I have 2 powerful servers with 256 GB of memory and ~1 TB of SSD each.
So am gonna have 2 elastic search instances on each server configured to use 31 GB of memory.
Either as a separate process or as Docker containers.
I have to tune my app to high indexing throughput. To that end, I read that
in order to have very performant data nodes, I should use
1 master (no-data) node. Also, is good for having a non-changing IP address.
I am thinking to put the master (no-data) node to a VM (on a different server).
If yes, which would be the specifications ? Is anybody using a similar setup ?
I would like your opinion on
 using Docker containers for Elasticsearch instance VS. Elasticsearch process
 on the setup of a VM to be used as a master (of the cluster) no-data node.
I would appreciate your feedback, as I am preparing for production deployment.
Hi Nikos, we use master/data nodes within docker containers on aws.
First of all, you definitely want more than one master node for master election to work. If your master fails your cluster will stop working. Data nodes cannot become master nodes on their own. I recommend 3 master nodes, we use low end machines(2gigs of ram) for them and don't even send queries their way.
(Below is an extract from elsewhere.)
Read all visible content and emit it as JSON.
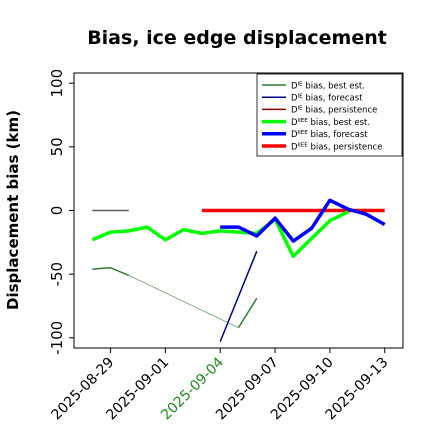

IMHO there isn't much difference between running a process within a docker container vs directly on the host. Just make sure you mount data volumes into the container and don't store anything in the actual container filesystem.
To avoid dealing with IPs we put a loadbalancer in front of our es cluster and added just the data nodes to it.
Just some food for thought. One problem I see with your setup is if you have only two physical servers, no matter how many instances you have on each one, if the host fails they all fail, and I am not sure how well you are going to be able to recover from that without a real majority. Eventually the remaining node will become its own cluster, assuming there is a master instance on it, but I would expect a bit of downtime until that happens.
Thanks @emptyemail for your feedback.
Yes, all three will be master-eligible, but was thinking to put the VM no-data node explicitly as master node. For processing the clustering overhead, and for queries.
If yes, which would be the specifications then ?
Do you notice any delay when mounting the data volume on Docker compared to the process approach ?
I am pretty sure it doesn't work that way. If they are all master eligible then there is no control which is going to be master.
A node that processes queries is very different from a pure master node, you might be thinking of a client node, take a look at https://www.elastic.co/guide/en/elasticsearch/reference/current/modules-node.html
I use c3.large aws instance types for master nodes
I've never tried to run client nodes, but the goal would be to have a couple of low powered master nodes for overhead, client nodes to communicate with the outside world and direct data/queries directly to nodes/shard. You will get the most benefit from client nodes if you use routing, in which case the client node will be able to send data/query to just one shard rather than to all.
I've never compared running es in a process vs a mounted volume in docker, but from a linux management point of view, there is almost no overhead in running docker containers and by mounting volumes into the container you are essentially doing a mount -o bind, which is really fast.